Взяли они его с собой в Джанкой? Вполне возможно, ведь у них не было детей, а разве в подобных обстоятельствах не взяли бы они с собой ребенка?..
Впрочем, не знаю, не знаю... Выходит, многого я не знал о них. Например, того, что Юлий Александрович по рождению был наполовину француз – наполовину поляк... Да и какое это имело значение?.. Оказалось – имело...

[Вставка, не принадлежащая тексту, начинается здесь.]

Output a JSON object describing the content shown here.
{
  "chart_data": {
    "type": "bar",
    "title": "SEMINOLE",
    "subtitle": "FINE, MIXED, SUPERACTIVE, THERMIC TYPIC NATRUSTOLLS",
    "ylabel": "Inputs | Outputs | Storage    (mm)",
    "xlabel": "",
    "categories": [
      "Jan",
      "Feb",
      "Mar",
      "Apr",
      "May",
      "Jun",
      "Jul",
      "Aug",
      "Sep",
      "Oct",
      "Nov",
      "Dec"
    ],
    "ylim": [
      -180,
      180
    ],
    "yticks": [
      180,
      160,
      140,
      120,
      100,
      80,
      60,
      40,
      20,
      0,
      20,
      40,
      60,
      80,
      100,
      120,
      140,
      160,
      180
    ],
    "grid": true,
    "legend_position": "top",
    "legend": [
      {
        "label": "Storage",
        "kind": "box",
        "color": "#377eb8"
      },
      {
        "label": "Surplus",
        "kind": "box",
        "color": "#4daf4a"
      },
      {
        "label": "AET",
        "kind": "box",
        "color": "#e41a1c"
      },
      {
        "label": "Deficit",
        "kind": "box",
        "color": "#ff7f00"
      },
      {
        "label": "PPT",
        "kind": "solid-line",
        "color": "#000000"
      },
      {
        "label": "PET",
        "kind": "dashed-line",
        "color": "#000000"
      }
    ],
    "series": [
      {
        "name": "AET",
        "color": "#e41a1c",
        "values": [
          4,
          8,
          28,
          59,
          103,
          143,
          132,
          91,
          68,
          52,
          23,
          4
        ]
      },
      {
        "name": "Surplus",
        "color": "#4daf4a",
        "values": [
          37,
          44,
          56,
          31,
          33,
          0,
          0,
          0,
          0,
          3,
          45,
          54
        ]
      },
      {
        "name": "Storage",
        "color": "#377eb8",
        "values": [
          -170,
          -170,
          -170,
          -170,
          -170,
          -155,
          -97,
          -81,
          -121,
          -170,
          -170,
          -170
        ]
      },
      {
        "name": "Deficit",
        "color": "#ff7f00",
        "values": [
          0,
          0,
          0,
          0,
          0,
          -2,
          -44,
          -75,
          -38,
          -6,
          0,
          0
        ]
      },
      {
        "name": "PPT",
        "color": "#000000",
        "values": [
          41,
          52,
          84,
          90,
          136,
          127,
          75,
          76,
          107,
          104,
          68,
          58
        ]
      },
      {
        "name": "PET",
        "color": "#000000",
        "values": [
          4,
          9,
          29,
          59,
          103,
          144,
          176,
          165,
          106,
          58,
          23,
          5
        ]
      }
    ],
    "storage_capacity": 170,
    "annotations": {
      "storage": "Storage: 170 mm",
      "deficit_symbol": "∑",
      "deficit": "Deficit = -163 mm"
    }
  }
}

И едва припомнила об этом Хая Соломоновна, как сразу же приторноватая галантность Юлия Александровича сделалась понятной и даже необходимой, поскольку француз, да еще и поляк... А значит – и Версаль, и Елисейские поля, и шляхетские корни... Вот он и целовал дамам ручки, шершавые от стирки, от чистки кастрюль, и дамы расцветали, чувствуя себя в тот миг соперницами не то мадам Помпадур, не то пани Валевской...
– Кто не есть еврей?..
Или:
– Вер изт нихт юде?..
Так это было сказано – поблизости от Джанкоя, куда их всех согнали, чтобы расстрелять. Это же произошло бы, останься Любарские в Ялте, – с той лишь разницей, что тогда бы их привели на пустырь за винными складами Массандры; и там, на пустыре, прежде чем ударить из автоматов и заранее пристреленных пулеметов, тоже был задан тот же вопрос:
– Вер изт нихт юде?..
И не было человека – это известно в точности! – который, как было приказано, вышагнул бы из рядов, где стояли мужчины, женщины, дети... Не было никого!
Но тех, других, я не знал, не мог их представить, зато видел отчетливо перед собой удлиненное, тонкое лицо Юлия Александровича, его светлые, прямые, легкие волосы, блиставшие на солнце ледышки пенсне и загорелые, чуть женственные руки инженера, пальцы, привыкшие к рейсфедеру и карандашу, а сейчас сжимавшие вещмешок, или просто мешок с подшитыми лямками, чтобы удобней было нести за спиной... И рядом – смуглолицую Любовь Михайловну, с толстыми, оплетавшими голову черными косами, с широкими библейскими бедрами и крепкими ногами, крепкими икрами в черных волосках... Что было в эти мгновения в душе у каждого из них?..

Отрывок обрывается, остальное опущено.